El plazo de extensión es de 5 años, con tasa variable en pesos. Se puede conseguir hasta un 80 por ciento del capital destinado a inversión, excluido el IVA. En relación a la compra o remodelaciones de edificios, galpones u oficinas afectados por la actividad comercial, Credicoop ofrece hasta el 70 por ciento del valor. En cada caso van cambiando las condiciones.

Otro banco que trabaja en esta dirección es el Banco de Inversión y Comercio Exterior (BICE), con una propuesta especial para la provincia de Entre Ríos.

El Banco Ciudad de Buenos Aires también busca desarrollar estos emprendimientos sustentables. Su financiamiento está orientado a “empresas del sector privado no financiero, en pleno funcionamiento, preferentemente micro, pequeñas y medianas empresas de los sectores industrial, comercial o de servicios que desarrollen su actividad productiva en el ámbito de la CABA”.

El monto de financiación no está definido de ante mano. Se establece en forma individual y en todos los casos está sujeto a calificación crediticia.  En cuanto a la cantidad de cuotas, hay condiciones: “deberán tener, al momento del desembolso, un plazo promedio igual o superior a 24 meses, sin que el plazo total sea inferior a 36 meses”.

Asimismo, la Subsecretaria de la Pequeña y Mediana Empresa (SEPYME)  lanzó dos líneas de hasta 150.000 pesos con fondos del Banco Interamericano de Desarrollo.

Se trata de una ayuda económica no retornable para empresas con proyectos innovadores que se divide en dos variantes: una llamada Apoyo Directo a las Empresas, que entrega hasta 90.000 pesos, enfocado en firmas “maduras”, con más de dos años de funcionamiento.
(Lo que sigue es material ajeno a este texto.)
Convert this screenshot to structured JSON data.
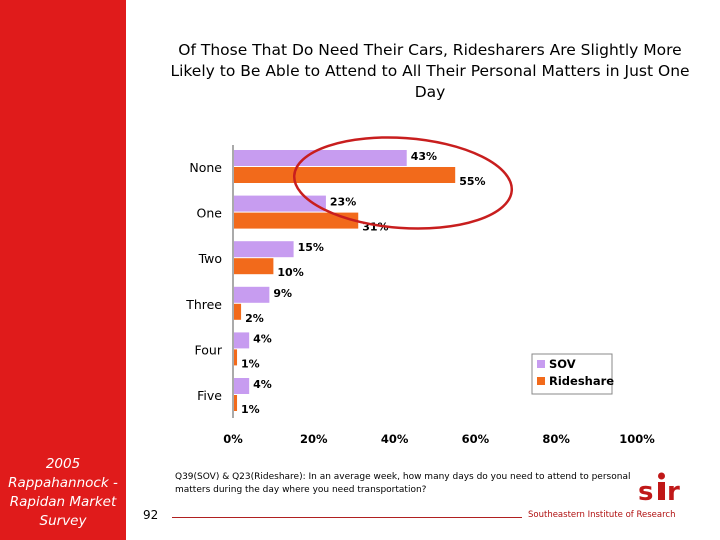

La otra se denomina “Apoyo a la Actividad Emprendedora” y subsidia a emprendedores unipersonales o empresas que están por arrancar con hasta 75.000 pesos. En este caso, se apunta a que la empresa arme su plan de negocios asesorado por dos tipos de consultores, iniciales y profesionales.

Apoyo del Estado

En cuanto al sector público, se destacan “Línea Verde”, que ofrece el Banco Municipal de Rosario, gracias a un convenio firmado con la Subsecretaría de Energías Renovables del Santa Fe. Salta y Río Negro también facilitan la adquisición de tecnologías vinculadas a las energías renovables.